Beneath the sounds of chanting and yelling, of breaking glass and stores being looted, is the sound of grief. America watched George Floyd being murdered by a police officer who had his hands in his pockets like he was at a picnic while pressing the breath out of a man who was pleading for his life. We waited, as we always do, for some kind of leadership. But this time, we didn’t wait long, because we knew it wouldn’t come.

We were already steeped in grief because of Covid-19. More than 100,000 people have died, many of them dying alone.  People have begged nurses to sit with their loved ones at the end, and nurses have honored those wishes, sitting beside strangers as they took their last breaths. We’ve had no leadership through this pandemic, just petulance and cruelty.


Historically, when America has been plunged into collective grief, we have gotten comfort from a president who spoke to the pain our hearts were feeling. It didn’t take away our grief, but we felt seen, acknowledged. The person holding the highest office in the land was hurting along with us. Reagan after the Challenger disaster, Clinton after Oklahoma City, Bush at Ground Zero just after 9/11, and Obama singing Amazing Grace after the Mother Emanuel AME church massacre. We will never get anything like that from Donald Trump. Narcissists don’t feel grief; they’re too busy staring at their own reflection.

It would be tragic if we forgot what leadership is supposed to look like.

A true leader hears beyond the thick bulletproof windows of the White House. He hears weeping that trails through the empty dark hours of night in cities and towns scattered across this country. He sees past the carefully manicured grounds to over-crowded hospitals where two people are trying to hug each other through a thick plastic curtain. He sees the smudged windows of nursing homes where families hold their hands up to a loved one locked in on the other side. He hears the wails and the rage of black families who have never gotten the same justice as white people and who are tired of burying their children, their parents, their friends after they were gunned down. He hears the voices of citizens who are demanding change and accountability. He hears it not from the safety of an underground bunker but from the open front door of the house that belongs to America.

Leaders don’t use churches as backdrops for photo ops and hold up Bibles as props, and they don’t teargas their own citizens because they want them out of the way. Leaders bring people together – black, white, brown, different faiths and backgrounds so they can bow their heads together and pray. They know when and how to set politics aside; they know how to lead with their hearts.

Sixteen years ago, on June 5th, my father died, and this country opened its heart, set politics aside and mourned along with my family. People who disagreed with his politics and his policies paused to remember the man who led America through its grief when the Challenger exploded in front of us and four astronauts were killed. He spoke about them slipping “the surly bounds of Earth to touch the face of God.”

Leaders are supposed to salve our wounds and light a candle on the path ahead, so we can hope for a better future. Instead, Donald Trump calls American citizens thugs and threatens to attack them with dogs and weapons.

But the cruelty and callousness coming out of the White House is not the whole story. There are millions of people whose hearts ache for those who have lost loved ones to Covid-19. There are millions of us who weep along with George Floyd’s family and raise our voices for change, and who will not be silenced.

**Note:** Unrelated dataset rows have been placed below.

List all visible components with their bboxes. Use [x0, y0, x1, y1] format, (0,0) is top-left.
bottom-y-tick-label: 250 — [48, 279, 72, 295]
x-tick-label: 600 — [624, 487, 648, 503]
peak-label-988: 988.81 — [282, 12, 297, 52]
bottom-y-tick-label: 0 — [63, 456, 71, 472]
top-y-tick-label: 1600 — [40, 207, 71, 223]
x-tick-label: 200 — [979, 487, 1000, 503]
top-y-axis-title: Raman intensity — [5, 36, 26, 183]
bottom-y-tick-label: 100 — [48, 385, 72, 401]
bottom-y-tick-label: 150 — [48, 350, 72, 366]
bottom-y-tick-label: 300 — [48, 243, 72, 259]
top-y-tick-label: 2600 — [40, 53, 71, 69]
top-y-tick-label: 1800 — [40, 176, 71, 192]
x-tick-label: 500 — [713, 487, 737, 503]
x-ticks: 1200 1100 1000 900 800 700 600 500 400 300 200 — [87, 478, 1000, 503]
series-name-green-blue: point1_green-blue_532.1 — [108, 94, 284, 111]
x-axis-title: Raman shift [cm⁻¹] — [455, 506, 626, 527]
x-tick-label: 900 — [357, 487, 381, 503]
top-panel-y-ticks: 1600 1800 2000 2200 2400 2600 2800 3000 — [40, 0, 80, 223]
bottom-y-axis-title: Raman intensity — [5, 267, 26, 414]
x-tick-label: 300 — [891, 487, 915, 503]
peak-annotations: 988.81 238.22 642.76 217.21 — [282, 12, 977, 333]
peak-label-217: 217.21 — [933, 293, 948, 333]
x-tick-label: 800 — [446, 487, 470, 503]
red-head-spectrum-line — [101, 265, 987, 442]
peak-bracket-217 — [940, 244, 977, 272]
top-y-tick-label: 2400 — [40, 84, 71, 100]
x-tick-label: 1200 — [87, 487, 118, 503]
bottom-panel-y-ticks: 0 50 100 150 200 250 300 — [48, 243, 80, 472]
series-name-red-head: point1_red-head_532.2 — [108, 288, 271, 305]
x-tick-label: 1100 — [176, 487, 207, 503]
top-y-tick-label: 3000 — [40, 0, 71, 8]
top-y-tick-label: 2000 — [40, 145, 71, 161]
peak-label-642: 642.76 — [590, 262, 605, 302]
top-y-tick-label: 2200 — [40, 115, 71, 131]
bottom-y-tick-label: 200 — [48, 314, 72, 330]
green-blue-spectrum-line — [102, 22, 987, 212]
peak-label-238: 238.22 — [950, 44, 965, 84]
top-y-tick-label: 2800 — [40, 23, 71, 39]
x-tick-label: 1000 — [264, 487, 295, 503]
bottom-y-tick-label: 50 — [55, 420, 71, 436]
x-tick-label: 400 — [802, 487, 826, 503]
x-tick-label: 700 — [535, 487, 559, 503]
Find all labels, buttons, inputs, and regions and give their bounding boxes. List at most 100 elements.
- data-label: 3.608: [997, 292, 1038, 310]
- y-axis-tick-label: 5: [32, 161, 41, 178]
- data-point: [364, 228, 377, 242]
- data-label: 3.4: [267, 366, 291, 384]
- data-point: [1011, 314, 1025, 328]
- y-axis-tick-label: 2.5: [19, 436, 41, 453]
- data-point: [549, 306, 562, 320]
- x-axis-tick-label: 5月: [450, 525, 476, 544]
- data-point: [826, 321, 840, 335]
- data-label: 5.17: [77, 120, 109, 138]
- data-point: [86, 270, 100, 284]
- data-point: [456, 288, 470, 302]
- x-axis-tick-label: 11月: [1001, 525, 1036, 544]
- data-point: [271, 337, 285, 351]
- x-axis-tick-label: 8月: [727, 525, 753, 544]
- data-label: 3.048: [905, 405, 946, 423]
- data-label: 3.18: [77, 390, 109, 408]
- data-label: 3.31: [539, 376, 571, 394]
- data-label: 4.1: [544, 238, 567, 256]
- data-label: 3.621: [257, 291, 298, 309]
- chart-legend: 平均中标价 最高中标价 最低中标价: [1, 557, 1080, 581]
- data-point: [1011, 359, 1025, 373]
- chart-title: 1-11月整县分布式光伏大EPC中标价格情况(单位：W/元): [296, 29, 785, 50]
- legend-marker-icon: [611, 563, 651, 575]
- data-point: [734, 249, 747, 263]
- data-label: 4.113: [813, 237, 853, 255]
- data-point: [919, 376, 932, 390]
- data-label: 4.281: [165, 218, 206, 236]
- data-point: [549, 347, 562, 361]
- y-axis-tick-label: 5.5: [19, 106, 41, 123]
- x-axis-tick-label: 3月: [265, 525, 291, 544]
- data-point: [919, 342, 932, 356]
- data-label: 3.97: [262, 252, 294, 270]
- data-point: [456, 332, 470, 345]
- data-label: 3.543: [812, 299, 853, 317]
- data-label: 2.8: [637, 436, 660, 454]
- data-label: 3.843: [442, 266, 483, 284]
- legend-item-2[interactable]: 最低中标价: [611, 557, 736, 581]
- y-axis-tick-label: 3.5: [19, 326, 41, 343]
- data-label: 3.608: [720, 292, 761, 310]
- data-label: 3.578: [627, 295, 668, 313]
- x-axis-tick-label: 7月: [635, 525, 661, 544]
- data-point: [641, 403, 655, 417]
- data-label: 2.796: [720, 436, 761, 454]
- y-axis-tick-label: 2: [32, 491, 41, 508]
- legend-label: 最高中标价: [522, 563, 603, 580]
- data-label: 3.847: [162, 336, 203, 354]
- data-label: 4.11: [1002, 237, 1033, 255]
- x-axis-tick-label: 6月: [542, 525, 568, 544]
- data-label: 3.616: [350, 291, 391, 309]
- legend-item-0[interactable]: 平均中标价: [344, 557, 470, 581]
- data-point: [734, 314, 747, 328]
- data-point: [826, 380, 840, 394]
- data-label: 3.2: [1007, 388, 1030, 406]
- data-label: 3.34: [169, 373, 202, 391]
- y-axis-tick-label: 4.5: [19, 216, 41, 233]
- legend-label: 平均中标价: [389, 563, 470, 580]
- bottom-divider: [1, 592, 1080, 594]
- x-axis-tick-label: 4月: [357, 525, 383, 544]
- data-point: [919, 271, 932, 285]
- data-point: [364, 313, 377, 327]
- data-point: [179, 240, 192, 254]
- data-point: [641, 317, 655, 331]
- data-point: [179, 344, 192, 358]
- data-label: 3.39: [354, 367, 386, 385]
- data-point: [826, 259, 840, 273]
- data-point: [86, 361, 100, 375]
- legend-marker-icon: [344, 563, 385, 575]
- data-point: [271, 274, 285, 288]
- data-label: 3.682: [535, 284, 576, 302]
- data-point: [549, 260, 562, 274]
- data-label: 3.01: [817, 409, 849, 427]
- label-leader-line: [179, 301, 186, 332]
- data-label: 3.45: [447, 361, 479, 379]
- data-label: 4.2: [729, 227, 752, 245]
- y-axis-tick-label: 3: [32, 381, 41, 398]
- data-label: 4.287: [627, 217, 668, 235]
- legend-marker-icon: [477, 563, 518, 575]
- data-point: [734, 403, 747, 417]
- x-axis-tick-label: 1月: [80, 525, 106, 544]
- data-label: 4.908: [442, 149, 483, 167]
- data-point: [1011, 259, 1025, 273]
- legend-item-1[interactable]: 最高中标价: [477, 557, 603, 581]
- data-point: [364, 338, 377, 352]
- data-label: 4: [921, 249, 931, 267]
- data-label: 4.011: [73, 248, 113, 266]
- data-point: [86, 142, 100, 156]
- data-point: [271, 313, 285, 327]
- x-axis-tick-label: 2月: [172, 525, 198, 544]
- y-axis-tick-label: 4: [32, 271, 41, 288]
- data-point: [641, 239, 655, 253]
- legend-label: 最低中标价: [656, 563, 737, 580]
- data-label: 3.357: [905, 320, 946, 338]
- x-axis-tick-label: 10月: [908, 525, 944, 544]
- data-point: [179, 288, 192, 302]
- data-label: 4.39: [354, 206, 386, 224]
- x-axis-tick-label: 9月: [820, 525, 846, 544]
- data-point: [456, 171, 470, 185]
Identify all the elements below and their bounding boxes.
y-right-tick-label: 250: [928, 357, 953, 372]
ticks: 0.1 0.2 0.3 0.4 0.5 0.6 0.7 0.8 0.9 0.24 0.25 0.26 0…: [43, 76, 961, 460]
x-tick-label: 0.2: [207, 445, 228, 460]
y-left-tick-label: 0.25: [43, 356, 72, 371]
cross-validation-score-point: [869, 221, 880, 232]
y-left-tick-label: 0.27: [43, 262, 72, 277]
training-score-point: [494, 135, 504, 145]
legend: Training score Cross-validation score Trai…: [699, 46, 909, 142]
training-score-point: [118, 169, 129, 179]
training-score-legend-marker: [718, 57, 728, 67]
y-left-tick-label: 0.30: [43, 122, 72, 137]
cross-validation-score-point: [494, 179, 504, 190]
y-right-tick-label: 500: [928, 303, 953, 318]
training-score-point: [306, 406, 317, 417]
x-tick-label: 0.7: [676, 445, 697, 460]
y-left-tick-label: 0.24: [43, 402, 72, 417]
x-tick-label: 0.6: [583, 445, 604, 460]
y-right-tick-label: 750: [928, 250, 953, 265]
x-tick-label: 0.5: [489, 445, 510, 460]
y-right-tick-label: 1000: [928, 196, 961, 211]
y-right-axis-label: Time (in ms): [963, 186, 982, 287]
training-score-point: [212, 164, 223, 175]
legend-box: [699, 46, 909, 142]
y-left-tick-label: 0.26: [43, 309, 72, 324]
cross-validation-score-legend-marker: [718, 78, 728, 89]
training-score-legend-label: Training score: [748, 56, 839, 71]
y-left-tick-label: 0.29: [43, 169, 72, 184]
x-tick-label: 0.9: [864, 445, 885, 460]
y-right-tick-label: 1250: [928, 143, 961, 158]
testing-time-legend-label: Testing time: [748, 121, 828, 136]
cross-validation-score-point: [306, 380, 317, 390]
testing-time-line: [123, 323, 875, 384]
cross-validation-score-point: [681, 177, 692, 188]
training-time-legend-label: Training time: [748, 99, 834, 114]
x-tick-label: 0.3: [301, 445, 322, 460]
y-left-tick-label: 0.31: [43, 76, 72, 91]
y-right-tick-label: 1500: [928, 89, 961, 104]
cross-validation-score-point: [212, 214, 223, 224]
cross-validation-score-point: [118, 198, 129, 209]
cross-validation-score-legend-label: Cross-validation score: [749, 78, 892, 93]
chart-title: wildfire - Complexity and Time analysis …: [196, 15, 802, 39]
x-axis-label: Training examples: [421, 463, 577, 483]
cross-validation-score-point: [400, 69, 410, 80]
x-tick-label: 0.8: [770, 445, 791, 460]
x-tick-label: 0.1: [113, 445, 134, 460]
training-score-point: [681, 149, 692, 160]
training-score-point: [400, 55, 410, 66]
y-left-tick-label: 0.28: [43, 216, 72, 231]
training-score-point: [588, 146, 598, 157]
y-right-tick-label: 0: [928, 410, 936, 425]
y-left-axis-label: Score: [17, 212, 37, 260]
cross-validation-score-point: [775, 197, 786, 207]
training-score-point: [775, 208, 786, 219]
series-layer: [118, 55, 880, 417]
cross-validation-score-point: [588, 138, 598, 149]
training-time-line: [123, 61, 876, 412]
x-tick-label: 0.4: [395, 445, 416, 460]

Countries need leadership, and we are lonely without that – set adrift to figure things out on our own. But the voices raised right now are not going to fade into the wilderness. Not this time. We will feel the loneliness, we will seethe at the unbridled recklessness of an administration that doesn’t care about us, we will light our own candles, and we will keep them lit until true leadership is elected.



  1. Carol Whitney says:

    You always tell the truth, you seem to be more of a leader than the pitiful man in the white house!!!

    • Alan Kennedy says:

      … I am late to this writing; concise and emotional and true; as always.
      I’ve presumptuously commented before on your writing. Now? Simply that your writing improves each time I absorb it. Thank you.

  2. Janet Zinn says:

    Thank you. Your compassion and honesty is a welcome change to a disturbed chief of staff who poses in front of a distorted looking glass. We look forward to mature and thoughtful leadership.

  3. Gigi says:


  4. Eva Knight says:

    Eloquently spoken. Your insights are always unbiased and speak from the heart, not untruth.